A contract between the two companies was signed in September 2023 (see Kallanish September 2023). The engineering involves partner company HydrogenPro. The partner’s pressurised electrolyser stacks are particularly suited for large-scale industrial application, according to Andritz executive Domenico Iacovelli.
Separately, the steelmaker announces its plate-making subsidiary Ilsenburger Grobblech has signed a contract with wind turbine manufacturer Siemens Gamesa for the delivery of around 25,000t of heavy plate.
These will be used for the construction of 36 wind towers of Siemens Gamesa’s “GreenerTower” type.

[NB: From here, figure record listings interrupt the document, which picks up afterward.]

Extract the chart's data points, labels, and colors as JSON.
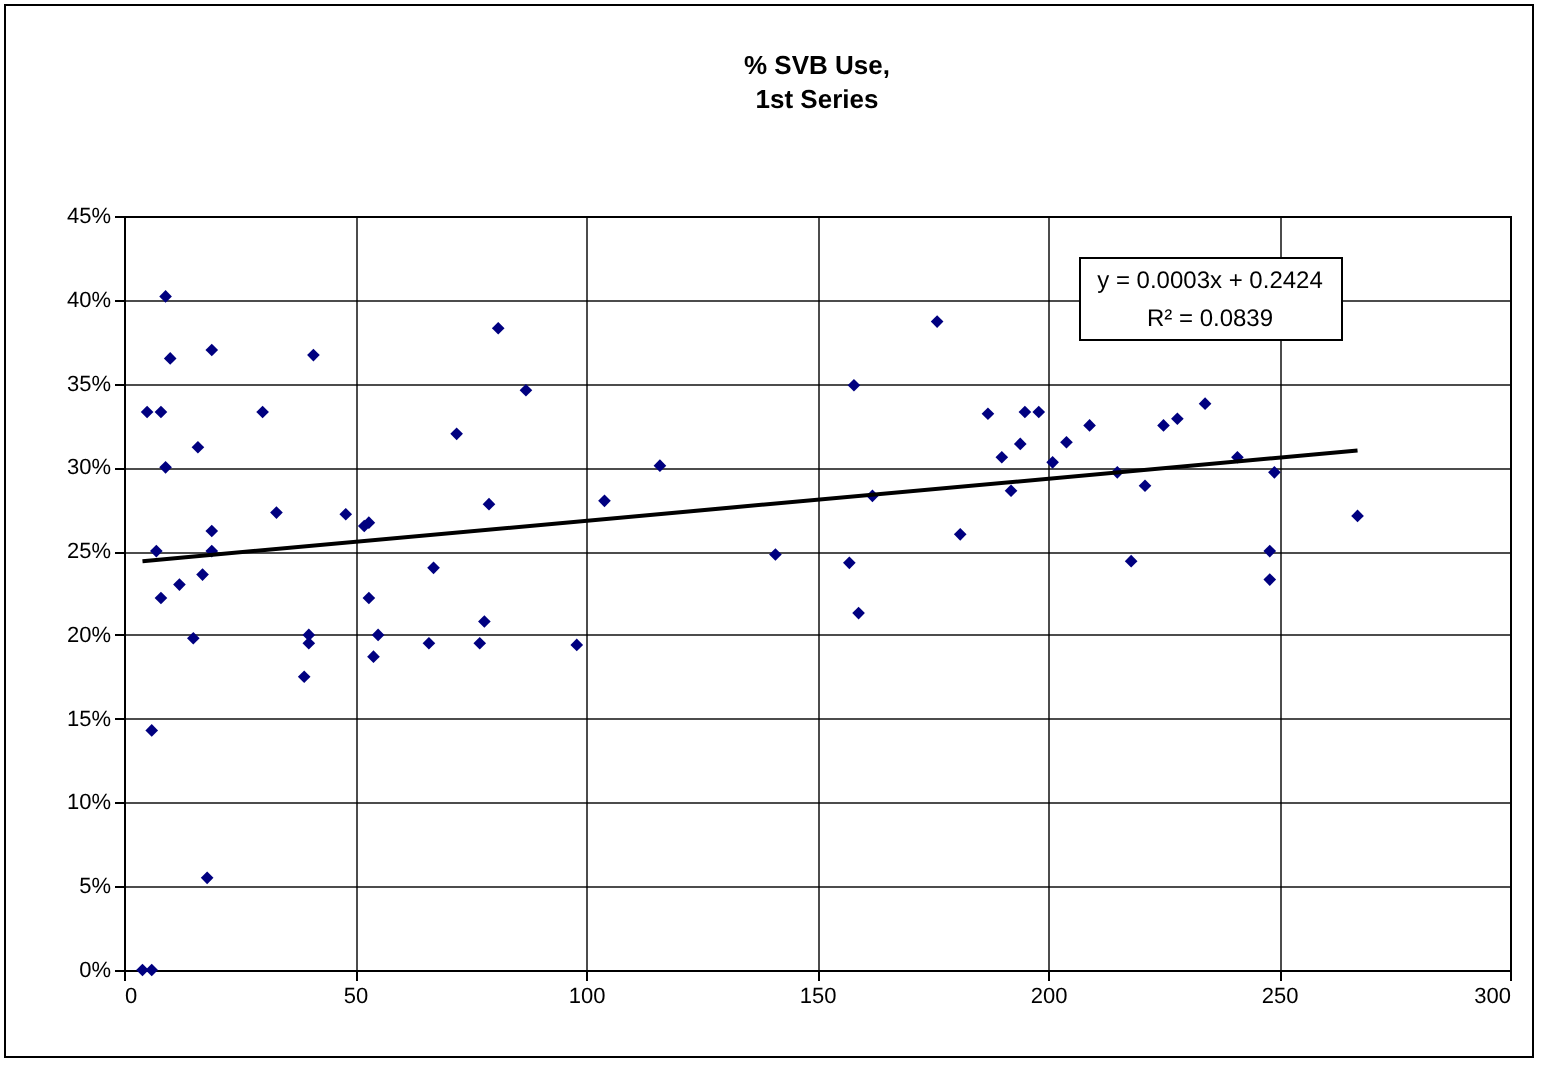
{
  "chart_data": {
    "type": "scatter",
    "title": "% SVB Use,\n1st Series",
    "annotations": [
      "y = 0.0003x + 0.2424",
      "R² = 0.0839"
    ],
    "grid": true,
    "xlim": [
      0,
      300
    ],
    "xticks": [
      0,
      50,
      100,
      150,
      200,
      250,
      300
    ],
    "ylim": [
      0,
      45
    ],
    "yticks": [
      {
        "value": 0,
        "label": "0%"
      },
      {
        "value": 5,
        "label": "5%"
      },
      {
        "value": 10,
        "label": "10%"
      },
      {
        "value": 15,
        "label": "15%"
      },
      {
        "value": 20,
        "label": "20%"
      },
      {
        "value": 25,
        "label": "25%"
      },
      {
        "value": 30,
        "label": "30%"
      },
      {
        "value": 35,
        "label": "35%"
      },
      {
        "value": 40,
        "label": "40%"
      },
      {
        "value": 45,
        "label": "45%"
      }
    ],
    "series": [
      {
        "marker": "diamond",
        "color": "#000080",
        "x": [
          4,
          6,
          6,
          18,
          5,
          8,
          9,
          10,
          19,
          16,
          9,
          7,
          8,
          12,
          15,
          17,
          19,
          19,
          30,
          33,
          40,
          40,
          39,
          41,
          48,
          52,
          53,
          53,
          54,
          55,
          66,
          67,
          72,
          77,
          78,
          79,
          81,
          87,
          98,
          104,
          116,
          141,
          157,
          158,
          159,
          162,
          176,
          181,
          187,
          190,
          192,
          194,
          195,
          198,
          201,
          204,
          209,
          215,
          218,
          221,
          225,
          228,
          234,
          241,
          248,
          248,
          249,
          267
        ],
        "values": [
          0,
          0,
          14.3,
          5.5,
          33.3,
          33.3,
          40.2,
          36.5,
          37,
          31.2,
          30,
          25,
          22.2,
          23,
          19.8,
          23.6,
          26.2,
          25,
          33.3,
          27.3,
          20,
          19.5,
          17.5,
          36.7,
          27.2,
          26.5,
          26.7,
          22.2,
          18.7,
          20,
          19.5,
          24,
          32,
          19.5,
          20.8,
          27.8,
          38.3,
          34.6,
          19.4,
          28,
          30.1,
          24.8,
          24.3,
          34.9,
          21.3,
          28.3,
          38.7,
          26,
          33.2,
          30.6,
          28.6,
          31.4,
          33.3,
          33.3,
          30.3,
          31.5,
          32.5,
          29.7,
          24.4,
          28.9,
          32.5,
          32.9,
          33.8,
          30.6,
          25,
          23.3,
          29.7,
          27.1
        ]
      },
      {
        "type": "line",
        "color": "#000000",
        "x": [
          4,
          267
        ],
        "values": [
          24.4,
          31.0
        ]
      }
    ]
  }
}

The special feature of this tower is its CO2eq emissions of less than 700 kg per tonne of steel, Salzgitter notes.
The CO2eq-reduced tower has been part of Siemens Gamesa’s product portfolio since 2024. The first use of the towers will be in the “Thor” offshore wind farm in the Danish North Sea. This is planned to be completed by the end of 2027 and have a capacity of more than 1,000 MW.
Christian Koehl Germany
Salzgitter supplies lower-emission steel for onshore wind turbines
Salzgitter has announced its subsidiary Enercon, a wind turbine manufacturer, and engineering company SMB Schönebecker Maschinenbau, part of TM Group, will cooperate to produce wind towers with lower-emission steels.
Enercon is a subsidiary of Salzgitter’s plate making unit, Ilsenburger Grobblech.
The steel tower components from the cooperation will be used in early 2025 on an E-138 EP3 wind turbine as part of the Diepholzer Bruch wind farm project in Lower Saxony, Germany. This will make it one of the first onshore wind turbines in Europe – and the first in Germany – to feature a tower made from lower-emissions steel, Salzgitter notes in a statement sent to Kallanish.
Wind turbines with a hybrid tower concept are made completely of steel, the company notes. The bottom is composed of pre-edged steel plates, and the top of conical steel sections. This type of tower offers advantages both for installation and transport, particularly in view of increasing tower heights with even larger tower base diameters, Salzgitter highlights.
In order to reduce greenhouse gas emissions in the production of heavy plates, Ilsenburger Grobblech is using physically CO2-reduced slab from sister company Peiner Träger and another European partner company. The feedstock is produced entirely from scrap in an electric arc furnace.